# Flounder!!!!!!



## Fishboydanny1 (Jun 13, 2008)

I caught this guy in the south fork of the New River, at the 441 bridge;










The salinity levels barely read on my hydrometer, but when I mixed water from the bucket with one of my tanks (moving a Spotted Gambusia) It was easy to see that there was definetely salt in the water......

I want to move this guy to my African Cichlid tank, with the water parimiters being as equal to Lake Malawi as possible..... but he needs to get a little bigger though, so I'll keep him in brackish water till then......

Can he be adjusted to these water conditions?
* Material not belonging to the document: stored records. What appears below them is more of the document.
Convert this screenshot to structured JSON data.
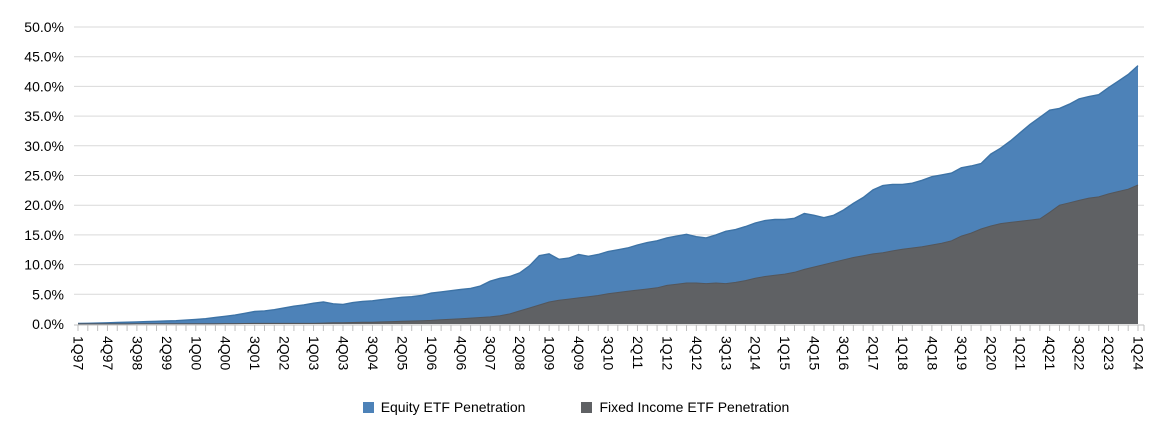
{
  "page": {
    "background": "#ffffff"
  },
  "chart_data": {
    "type": "area",
    "title": "",
    "stacked": false,
    "overlapping": true,
    "grid": true,
    "legend_position": "bottom",
    "gridline_color": "#D9D9D9",
    "axis_color": "#BFBFBF",
    "label_color": "#000000",
    "y_axis": {
      "min": 0,
      "max": 50,
      "step": 5,
      "format": "percent",
      "tick_labels": [
        "50.0%",
        "45.0%",
        "40.0%",
        "35.0%",
        "30.0%",
        "25.0%",
        "20.0%",
        "15.0%",
        "10.0%",
        "5.0%",
        "0.0%"
      ]
    },
    "x": [
      "1Q97",
      "2Q97",
      "3Q97",
      "4Q97",
      "1Q98",
      "2Q98",
      "3Q98",
      "4Q98",
      "1Q99",
      "2Q99",
      "3Q99",
      "4Q99",
      "1Q00",
      "2Q00",
      "3Q00",
      "4Q00",
      "1Q01",
      "2Q01",
      "3Q01",
      "4Q01",
      "1Q02",
      "2Q02",
      "3Q02",
      "4Q02",
      "1Q03",
      "2Q03",
      "3Q03",
      "4Q03",
      "1Q04",
      "2Q04",
      "3Q04",
      "4Q04",
      "1Q05",
      "2Q05",
      "3Q05",
      "4Q05",
      "1Q06",
      "2Q06",
      "3Q06",
      "4Q06",
      "1Q07",
      "2Q07",
      "3Q07",
      "4Q07",
      "1Q08",
      "2Q08",
      "3Q08",
      "4Q08",
      "1Q09",
      "2Q09",
      "3Q09",
      "4Q09",
      "1Q10",
      "2Q10",
      "3Q10",
      "4Q10",
      "1Q11",
      "2Q11",
      "3Q11",
      "4Q11",
      "1Q12",
      "2Q12",
      "3Q12",
      "4Q12",
      "1Q13",
      "2Q13",
      "3Q13",
      "4Q13",
      "1Q14",
      "2Q14",
      "3Q14",
      "4Q14",
      "1Q15",
      "2Q15",
      "3Q15",
      "4Q15",
      "1Q16",
      "2Q16",
      "3Q16",
      "4Q16",
      "1Q17",
      "2Q17",
      "3Q17",
      "4Q17",
      "1Q18",
      "2Q18",
      "3Q18",
      "4Q18",
      "1Q19",
      "2Q19",
      "3Q19",
      "4Q19",
      "1Q20",
      "2Q20",
      "3Q20",
      "4Q20",
      "1Q21",
      "2Q21",
      "3Q21",
      "4Q21",
      "1Q22",
      "2Q22",
      "3Q22",
      "4Q22",
      "1Q23",
      "2Q23",
      "3Q23",
      "4Q23",
      "1Q24"
    ],
    "x_tick_labels": [
      "1Q97",
      "4Q97",
      "3Q98",
      "2Q99",
      "1Q00",
      "4Q00",
      "3Q01",
      "2Q02",
      "1Q03",
      "4Q03",
      "3Q04",
      "2Q05",
      "1Q06",
      "4Q06",
      "3Q07",
      "2Q08",
      "1Q09",
      "4Q09",
      "3Q10",
      "2Q11",
      "1Q12",
      "4Q12",
      "3Q13",
      "2Q14",
      "1Q15",
      "4Q15",
      "3Q16",
      "2Q17",
      "1Q18",
      "4Q18",
      "3Q19",
      "2Q20",
      "1Q21",
      "4Q21",
      "3Q22",
      "2Q23",
      "1Q24"
    ],
    "x_label_every": 3,
    "series": [
      {
        "name": "Equity ETF Penetration",
        "color": "#4D82B8",
        "edge_color": "#3D73A6",
        "values": [
          0.1,
          0.12,
          0.15,
          0.2,
          0.25,
          0.3,
          0.35,
          0.4,
          0.45,
          0.5,
          0.55,
          0.65,
          0.75,
          0.9,
          1.1,
          1.3,
          1.5,
          1.8,
          2.1,
          2.2,
          2.4,
          2.7,
          3.0,
          3.2,
          3.5,
          3.7,
          3.4,
          3.3,
          3.6,
          3.8,
          3.9,
          4.1,
          4.3,
          4.5,
          4.6,
          4.8,
          5.2,
          5.4,
          5.6,
          5.8,
          6.0,
          6.4,
          7.2,
          7.7,
          8.0,
          8.6,
          9.8,
          11.5,
          11.8,
          10.9,
          11.1,
          11.7,
          11.4,
          11.7,
          12.2,
          12.5,
          12.8,
          13.3,
          13.7,
          14.0,
          14.5,
          14.8,
          15.1,
          14.7,
          14.5,
          15.0,
          15.6,
          15.9,
          16.4,
          17.0,
          17.4,
          17.6,
          17.6,
          17.8,
          18.6,
          18.3,
          17.9,
          18.3,
          19.2,
          20.3,
          21.3,
          22.6,
          23.3,
          23.5,
          23.5,
          23.7,
          24.2,
          24.8,
          25.1,
          25.4,
          26.3,
          26.6,
          27.0,
          28.6,
          29.6,
          30.8,
          32.2,
          33.6,
          34.8,
          36.0,
          36.3,
          37.0,
          37.9,
          38.3,
          38.6,
          39.8,
          40.9,
          42.0,
          43.5
        ]
      },
      {
        "name": "Fixed Income ETF Penetration",
        "color": "#5F6164",
        "edge_color": "#54565A",
        "values": [
          0.02,
          0.02,
          0.02,
          0.02,
          0.02,
          0.02,
          0.03,
          0.03,
          0.03,
          0.03,
          0.04,
          0.05,
          0.05,
          0.05,
          0.05,
          0.06,
          0.06,
          0.08,
          0.1,
          0.1,
          0.1,
          0.1,
          0.1,
          0.1,
          0.1,
          0.15,
          0.2,
          0.2,
          0.25,
          0.3,
          0.3,
          0.35,
          0.4,
          0.45,
          0.5,
          0.55,
          0.6,
          0.7,
          0.8,
          0.9,
          1.0,
          1.1,
          1.2,
          1.4,
          1.7,
          2.2,
          2.7,
          3.2,
          3.7,
          4.0,
          4.2,
          4.4,
          4.6,
          4.8,
          5.1,
          5.3,
          5.5,
          5.7,
          5.9,
          6.1,
          6.5,
          6.7,
          6.9,
          6.9,
          6.8,
          6.9,
          6.8,
          7.0,
          7.3,
          7.7,
          8.0,
          8.2,
          8.4,
          8.7,
          9.2,
          9.6,
          10.0,
          10.4,
          10.8,
          11.2,
          11.5,
          11.8,
          12.0,
          12.3,
          12.6,
          12.8,
          13.0,
          13.3,
          13.6,
          14.0,
          14.8,
          15.3,
          16.0,
          16.5,
          16.9,
          17.1,
          17.3,
          17.5,
          17.7,
          18.8,
          20.0,
          20.4,
          20.8,
          21.2,
          21.4,
          21.9,
          22.3,
          22.7,
          23.4
        ]
      }
    ]
  },
  "legend": {
    "equity_label": "Equity ETF Penetration",
    "fixed_income_label": "Fixed Income ETF Penetration"
  }
}
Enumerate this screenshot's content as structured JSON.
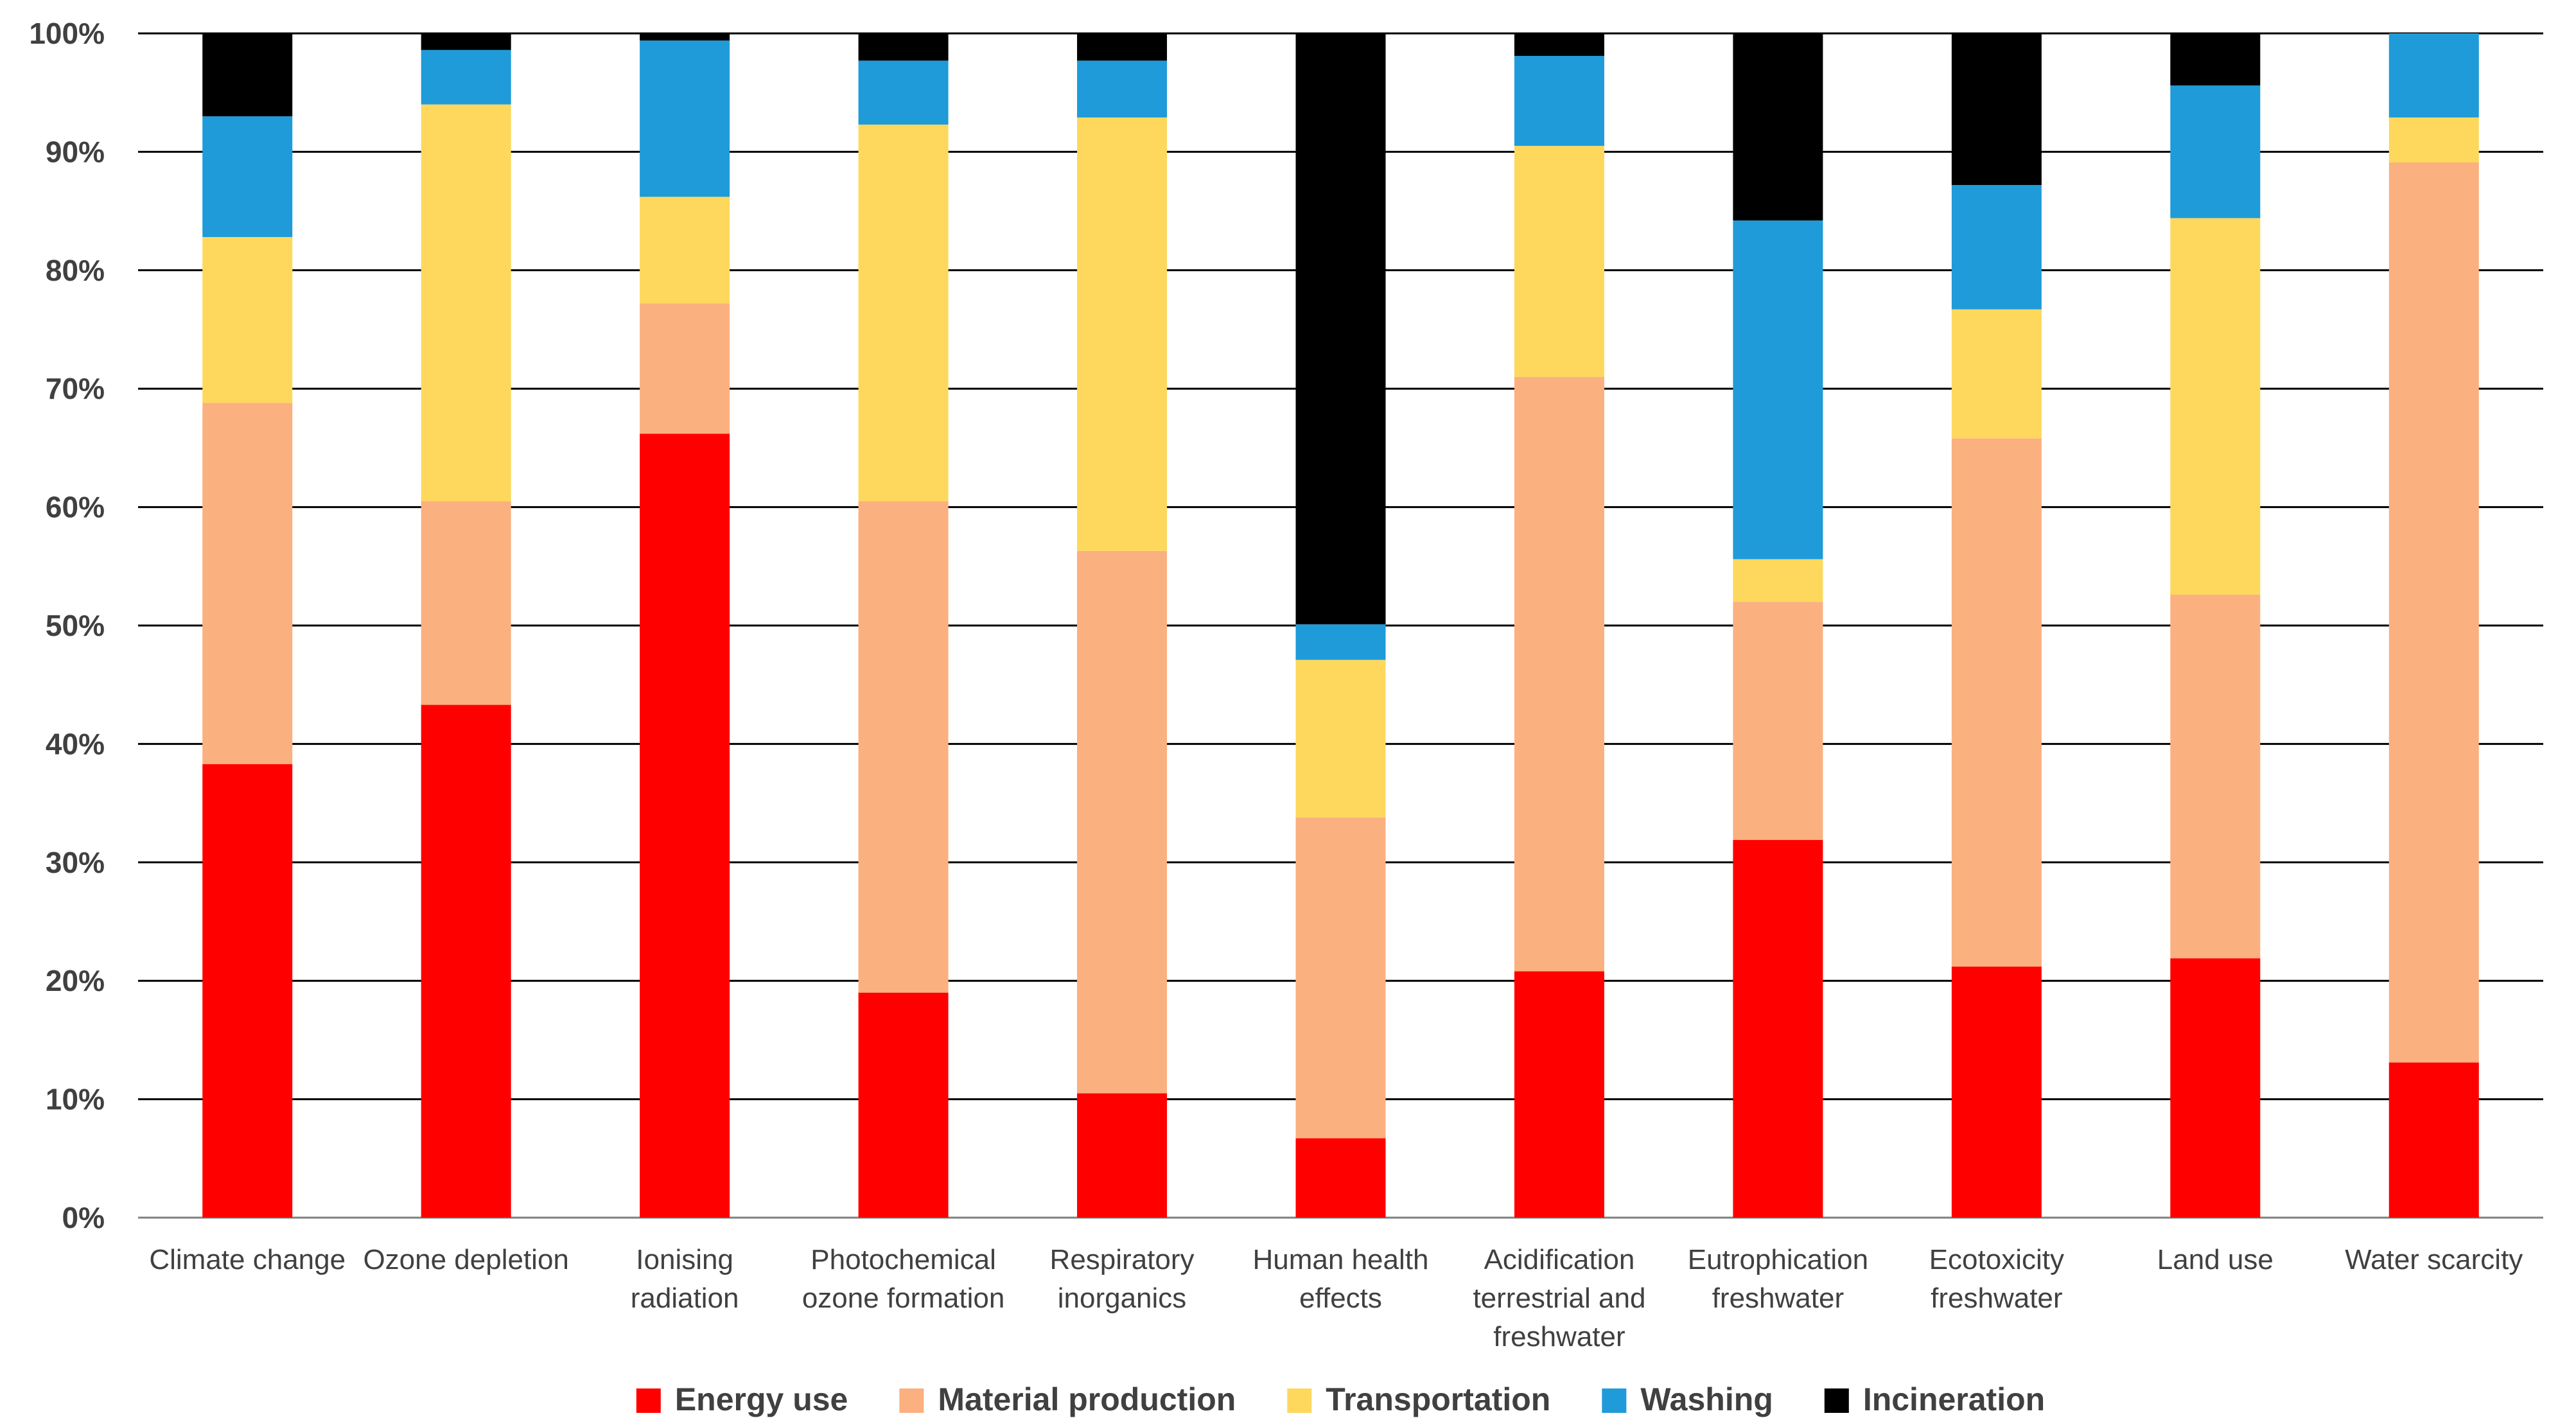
{
  "chart_data": {
    "type": "bar",
    "stacked": true,
    "normalized": true,
    "title": "",
    "xlabel": "",
    "ylabel": "",
    "ylim": [
      0,
      100
    ],
    "yticks": [
      "0%",
      "10%",
      "20%",
      "30%",
      "40%",
      "50%",
      "60%",
      "70%",
      "80%",
      "90%",
      "100%"
    ],
    "categories": [
      [
        "Climate change"
      ],
      [
        "Ozone depletion"
      ],
      [
        "Ionising",
        "radiation"
      ],
      [
        "Photochemical",
        "ozone formation"
      ],
      [
        "Respiratory",
        "inorganics"
      ],
      [
        "Human health",
        "effects"
      ],
      [
        "Acidification",
        "terrestrial and",
        "freshwater"
      ],
      [
        "Eutrophication",
        "freshwater"
      ],
      [
        "Ecotoxicity",
        "freshwater"
      ],
      [
        "Land use"
      ],
      [
        "Water scarcity"
      ]
    ],
    "series": [
      {
        "name": "Energy use",
        "color": "#ff0000",
        "values": [
          38.3,
          43.3,
          66.2,
          19.0,
          10.5,
          6.7,
          20.8,
          31.9,
          21.2,
          21.9,
          13.1
        ]
      },
      {
        "name": "Material production",
        "color": "#fbb07f",
        "values": [
          30.5,
          17.2,
          11.0,
          41.5,
          45.8,
          27.1,
          50.2,
          20.1,
          44.6,
          30.7,
          76.0
        ]
      },
      {
        "name": "Transportation",
        "color": "#fdd85d",
        "values": [
          14.0,
          33.5,
          9.0,
          31.8,
          36.6,
          13.3,
          19.5,
          3.6,
          10.9,
          31.8,
          3.8
        ]
      },
      {
        "name": "Washing",
        "color": "#1f9bd9",
        "values": [
          10.2,
          4.6,
          13.2,
          5.4,
          4.8,
          3.0,
          7.6,
          28.6,
          10.5,
          11.2,
          7.1
        ]
      },
      {
        "name": "Incineration",
        "color": "#000000",
        "values": [
          7.0,
          1.4,
          0.6,
          2.3,
          2.3,
          49.9,
          1.9,
          15.8,
          12.8,
          4.4,
          0.0
        ]
      }
    ],
    "legend_position": "bottom",
    "grid": true
  }
}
I'll answer as many questions about him as I can, but I don't know much about flounders.....


----------



## eaglesfan3711 (Nov 16, 2008)

Congrats with the catch!

Just curious, what other fish are in that bucket?


----------



## Fishboydanny1 (Jun 13, 2008)

one is a inland silverside (i think), some gobies, what I call Red-dorsal Mosquitofish (Gambusia Rhyzophorae), Snook (2, one is 3 inches, the other is about 1.5), a couple of sand perch (again, not sure) fiddler crabs, glass shrimp, and prawns..... Might be a couple more, but I'll have pictures tommorrow once their in tanks.


----------